Apr 3, 2012, 7:16 PM EDT

Yohan Flande Getty Images

The Braves got down to 25 players Monday, demoting pitchers Cory Gearrin and Julio Teheran to Triple-A as part of their cuts. Left as the 12th pitcher on the staff was Yohan Flande, who appeared all set to make his major league debut after spending six years in the minors.

Then came the bad news today: Atlanta signed Nationals castoff Chad Durbin to a major league contract. Flande is on his way back to Triple-A after all.

Flande, 26, entered camp as a big long shot to make the team, but he allowed just three runs — one earned — and eight hits in 12 1/3 innings for the spring. He had a 4.01 ERA in 19 starts and 14 relief appearances for Triple-A Gwinnett last year.

Durbin, 34, was cut by the Nats after allowing eight runs — four earned — and 21 hits in 15 1/3 innings this spring. He was a member of Cleveland’s pen last season and had a 5.53 ERA in 68 1/3 innings.

Their recent changes leaves the Braves pitching staff skewing quite a bit older than expected. Durbin and fellow new acquisition Livan Hernandez will both work in middle relief, giving the team veteran fallbacks in case Randall Delgado or any of their other starters struggle early on.

  1. momeld - Apr 3, 2012 at 7:23 PM

    You don’t mess with the Johan.

  2. bobulated - Apr 3, 2012 at 7:33 PM

    He’ll be back up soon if Durbin pitches true to form; don’t understand why they didn’t keep the younger, cheaper option who had the better spring.

    • cltjump - Apr 3, 2012 at 8:53 PM

      Because ATL management can be a clusterfudge of idiotic opinions.

  3. scatterbrian - Apr 3, 2012 at 9:06 PM

    “Their recent changes leaves the Braves pitching staff skewing quite a bit older than expected.”

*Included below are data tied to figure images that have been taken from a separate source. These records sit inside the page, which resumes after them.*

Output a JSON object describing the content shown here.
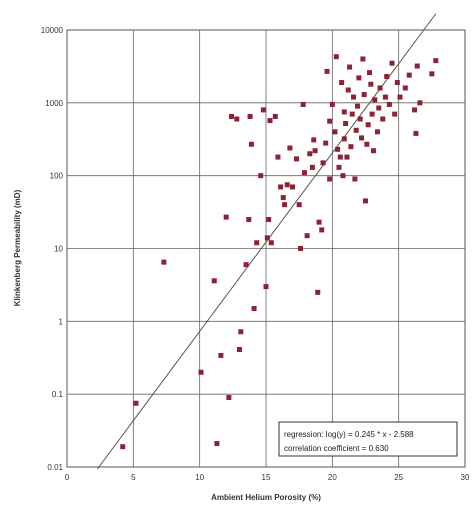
{
  "chart_data": {
    "type": "scatter",
    "xlabel": "Ambient Helium Porosity (%)",
    "ylabel": "Klinkenberg Permeability (mD)",
    "xlim": [
      0,
      30
    ],
    "ylim": [
      0.01,
      10000
    ],
    "y_scale": "log",
    "grid": true,
    "x_ticks": [
      0,
      5,
      10,
      15,
      20,
      25,
      30
    ],
    "y_ticks": [
      0.01,
      0.1,
      1,
      10,
      100,
      1000,
      10000
    ],
    "x_tick_labels": [
      "0",
      "5",
      "10",
      "15",
      "20",
      "25",
      "30"
    ],
    "y_tick_labels": [
      "0.01",
      "0.1",
      "1",
      "10",
      "100",
      "1000",
      "10000"
    ],
    "marker_color": "#8b2332",
    "line_color": "#555555",
    "regression": {
      "slope": 0.245,
      "intercept": -2.588,
      "x_from": 2.3,
      "x_to": 27.8
    },
    "annotation": {
      "line1": "regression: log(y) = 0.245 * x - 2.588",
      "line2": "correlation coefficient = 0.630"
    },
    "points": [
      {
        "x": 4.2,
        "y": 0.019
      },
      {
        "x": 5.2,
        "y": 0.075
      },
      {
        "x": 7.3,
        "y": 6.5
      },
      {
        "x": 10.1,
        "y": 0.2
      },
      {
        "x": 11.1,
        "y": 3.6
      },
      {
        "x": 11.3,
        "y": 0.021
      },
      {
        "x": 11.6,
        "y": 0.34
      },
      {
        "x": 12.0,
        "y": 27
      },
      {
        "x": 12.2,
        "y": 0.09
      },
      {
        "x": 12.4,
        "y": 650
      },
      {
        "x": 12.8,
        "y": 600
      },
      {
        "x": 13.0,
        "y": 0.41
      },
      {
        "x": 13.1,
        "y": 0.72
      },
      {
        "x": 13.5,
        "y": 6
      },
      {
        "x": 13.7,
        "y": 25
      },
      {
        "x": 13.8,
        "y": 650
      },
      {
        "x": 13.9,
        "y": 270
      },
      {
        "x": 14.1,
        "y": 1.5
      },
      {
        "x": 14.3,
        "y": 12
      },
      {
        "x": 14.6,
        "y": 100
      },
      {
        "x": 14.8,
        "y": 800
      },
      {
        "x": 15.0,
        "y": 3
      },
      {
        "x": 15.1,
        "y": 14
      },
      {
        "x": 15.2,
        "y": 25
      },
      {
        "x": 15.3,
        "y": 570
      },
      {
        "x": 15.4,
        "y": 12
      },
      {
        "x": 15.7,
        "y": 650
      },
      {
        "x": 15.9,
        "y": 180
      },
      {
        "x": 16.1,
        "y": 70
      },
      {
        "x": 16.3,
        "y": 50
      },
      {
        "x": 16.4,
        "y": 40
      },
      {
        "x": 16.6,
        "y": 75
      },
      {
        "x": 16.8,
        "y": 240
      },
      {
        "x": 17.0,
        "y": 70
      },
      {
        "x": 17.3,
        "y": 170
      },
      {
        "x": 17.5,
        "y": 40
      },
      {
        "x": 17.6,
        "y": 10
      },
      {
        "x": 17.8,
        "y": 950
      },
      {
        "x": 17.9,
        "y": 110
      },
      {
        "x": 18.1,
        "y": 15
      },
      {
        "x": 18.3,
        "y": 200
      },
      {
        "x": 18.5,
        "y": 130
      },
      {
        "x": 18.7,
        "y": 220
      },
      {
        "x": 18.9,
        "y": 2.5
      },
      {
        "x": 19.0,
        "y": 23
      },
      {
        "x": 19.2,
        "y": 18
      },
      {
        "x": 19.3,
        "y": 150
      },
      {
        "x": 19.5,
        "y": 280
      },
      {
        "x": 19.6,
        "y": 2700
      },
      {
        "x": 19.8,
        "y": 90
      },
      {
        "x": 20.0,
        "y": 950
      },
      {
        "x": 20.2,
        "y": 400
      },
      {
        "x": 20.3,
        "y": 4300
      },
      {
        "x": 20.4,
        "y": 230
      },
      {
        "x": 20.5,
        "y": 130
      },
      {
        "x": 20.6,
        "y": 180
      },
      {
        "x": 20.7,
        "y": 1900
      },
      {
        "x": 20.8,
        "y": 100
      },
      {
        "x": 20.9,
        "y": 320
      },
      {
        "x": 21.0,
        "y": 520
      },
      {
        "x": 21.1,
        "y": 180
      },
      {
        "x": 21.2,
        "y": 1500
      },
      {
        "x": 21.3,
        "y": 3100
      },
      {
        "x": 21.4,
        "y": 250
      },
      {
        "x": 21.5,
        "y": 700
      },
      {
        "x": 21.6,
        "y": 1200
      },
      {
        "x": 21.7,
        "y": 90
      },
      {
        "x": 21.8,
        "y": 420
      },
      {
        "x": 21.9,
        "y": 900
      },
      {
        "x": 22.0,
        "y": 2200
      },
      {
        "x": 22.1,
        "y": 600
      },
      {
        "x": 22.2,
        "y": 330
      },
      {
        "x": 22.3,
        "y": 4000
      },
      {
        "x": 22.4,
        "y": 1300
      },
      {
        "x": 22.5,
        "y": 45
      },
      {
        "x": 22.6,
        "y": 270
      },
      {
        "x": 22.7,
        "y": 500
      },
      {
        "x": 22.8,
        "y": 2600
      },
      {
        "x": 22.9,
        "y": 1800
      },
      {
        "x": 23.0,
        "y": 700
      },
      {
        "x": 23.1,
        "y": 220
      },
      {
        "x": 23.2,
        "y": 1100
      },
      {
        "x": 23.4,
        "y": 400
      },
      {
        "x": 23.5,
        "y": 850
      },
      {
        "x": 23.6,
        "y": 1600
      },
      {
        "x": 23.8,
        "y": 600
      },
      {
        "x": 24.0,
        "y": 1200
      },
      {
        "x": 24.1,
        "y": 2300
      },
      {
        "x": 24.3,
        "y": 950
      },
      {
        "x": 24.5,
        "y": 3500
      },
      {
        "x": 24.7,
        "y": 700
      },
      {
        "x": 24.9,
        "y": 1900
      },
      {
        "x": 25.1,
        "y": 1200
      },
      {
        "x": 25.5,
        "y": 1600
      },
      {
        "x": 25.8,
        "y": 2400
      },
      {
        "x": 26.2,
        "y": 800
      },
      {
        "x": 26.3,
        "y": 380
      },
      {
        "x": 26.6,
        "y": 1000
      },
      {
        "x": 27.5,
        "y": 2500
      },
      {
        "x": 27.8,
        "y": 3800
      },
      {
        "x": 26.4,
        "y": 3200
      },
      {
        "x": 19.8,
        "y": 560
      },
      {
        "x": 20.9,
        "y": 750
      },
      {
        "x": 18.6,
        "y": 310
      }
    ]
  }
}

    …which will likely precipitate Flande’s debut this season.

  4. js20011041 - Apr 3, 2012 at 9:47 PM

    I think the best option would be to both send Flande down and not sign Durbin. I will never understand why teams are carrying 12 and 13 pitchers. It wasn’t that long ago that teams were only carrying 10. I know the game hasn’t changed that much in the last 10 or 15 years. Besides the endless parade of pitching changes, this obsession with massive pitching staffs just makes the game less interesting. Fewer teams platoon because you simply can’t afford to give one of your 3 free bench spots to a player who can say, only be effective against left handed pitchers. I really think that MLB needs to create some kind of rule to curb the pitching changes. Either limit the number of pitchers on a staff to 11 or force pitchers to pitch to multiple batters. But something needs to be done.